Phylogenetic and amino acid signature analysis

A phylogenetic signal was verified using likelihood mapping50 (Extended Data Fig. 2), as implemented in IQTREE v.2.0.6 (ref. 51). A maximum likelihood tree was calculated using the same version of IQTREE, with the best-fitting nucleotide substitution model according to the Bayesian information criterion and 1,000 bootstrap replicates. The correlation between root-to-tip genetic divergence and sampling dates to assess the clock signal of the alignment was performed with TempEst52 before Bayesian phylodynamic analyses. The time-scaled tree was calculated using the Bayesian phylodynamic inference framework in BEAST v1.10.4 (ref. 53). Markov chain Monte Carlo samplers were run for 200 million generations, with sampling every 20,000 generations, to ensure proper mixing, which was assessed by calculating the effective sampling size of each parameter estimate.
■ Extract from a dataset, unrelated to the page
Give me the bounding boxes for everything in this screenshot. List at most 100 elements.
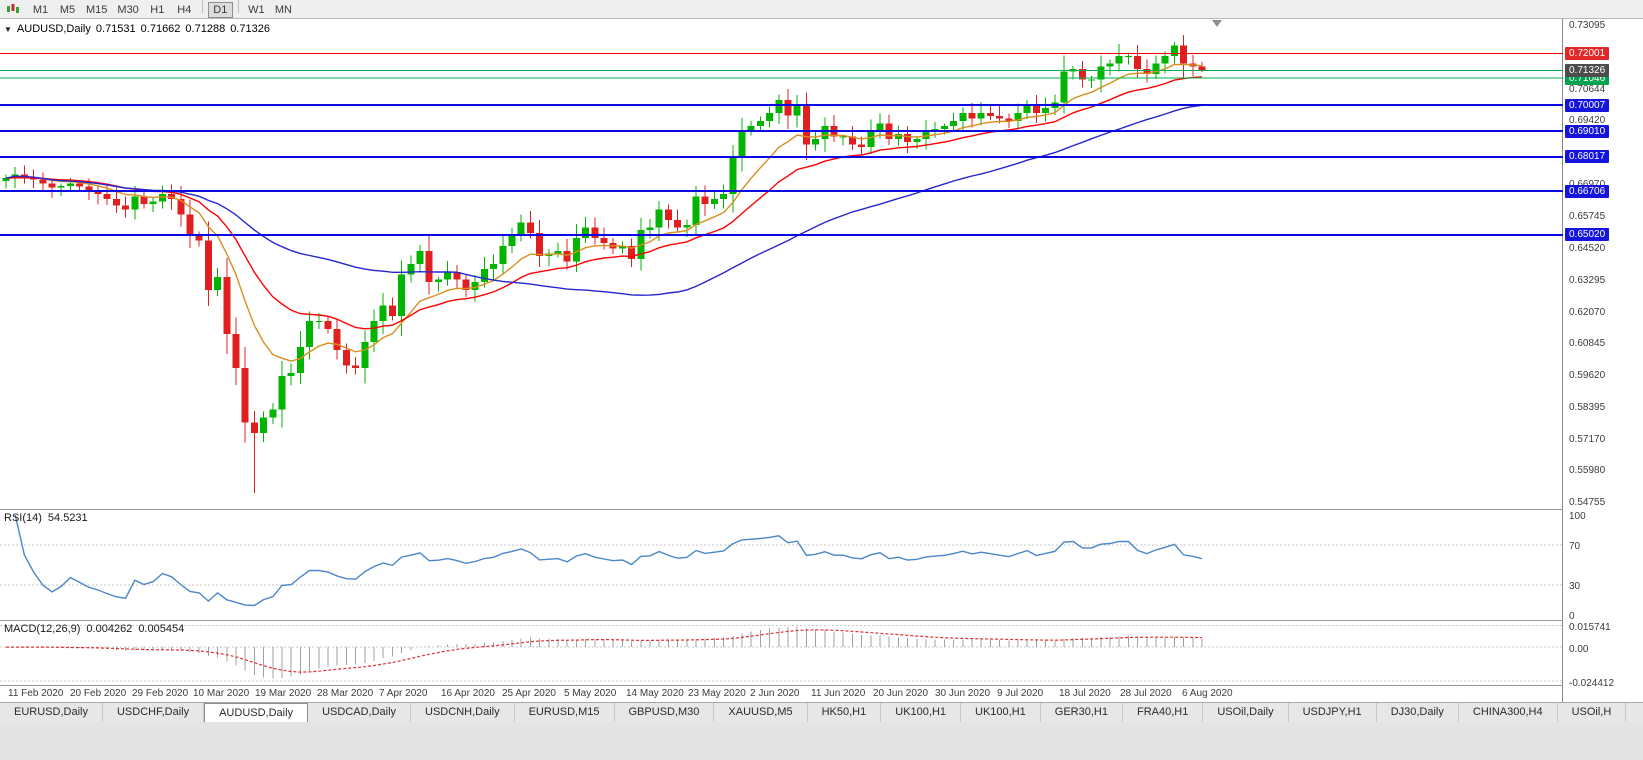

The HKY nucleotide substitution model was used with empirical base frequencies and gamma distributions of site-specific rate heterogeneity54. The molecular clock was calibrated with a strict clock choosing either a constant size or a Bayesian Skyline Plot demographic prior55. A maximum clade credibility tree was inferred from the posterior distribution of trees using TreeAnnotator, specifying a burn-in of 104 million and median node heights. The maximum clade credibility tree was edited graphically using ggtree56,57,58. Markov chain Monte Carlo runs with different demographic priors gave the same result. An analysis with the relaxed molecular clock resulted in a nearly identical mean rate estimate and did not show a rate significantly different from the mean along any of the branches of the tree (coefficient of variation 95% HPD including zero), including the branches leading to the Hu-PDCoV isolates.

Signature pattern analysis of the strains discovered in Haiti compared with the rest of the downloaded sequences was performed with the online version of VESPA59; the PDCoV reference sequence JQ065043.2 was used as a guide for the codon coordinates. The spike glycoprotein three-dimensional structure (Protein Data Bank ID: 6B7N)60 was used as a base, and figures were generated using PyMol61.

Reporting summary

Further information on research design is available in the Nature Research Reporting Summary linked to this paper.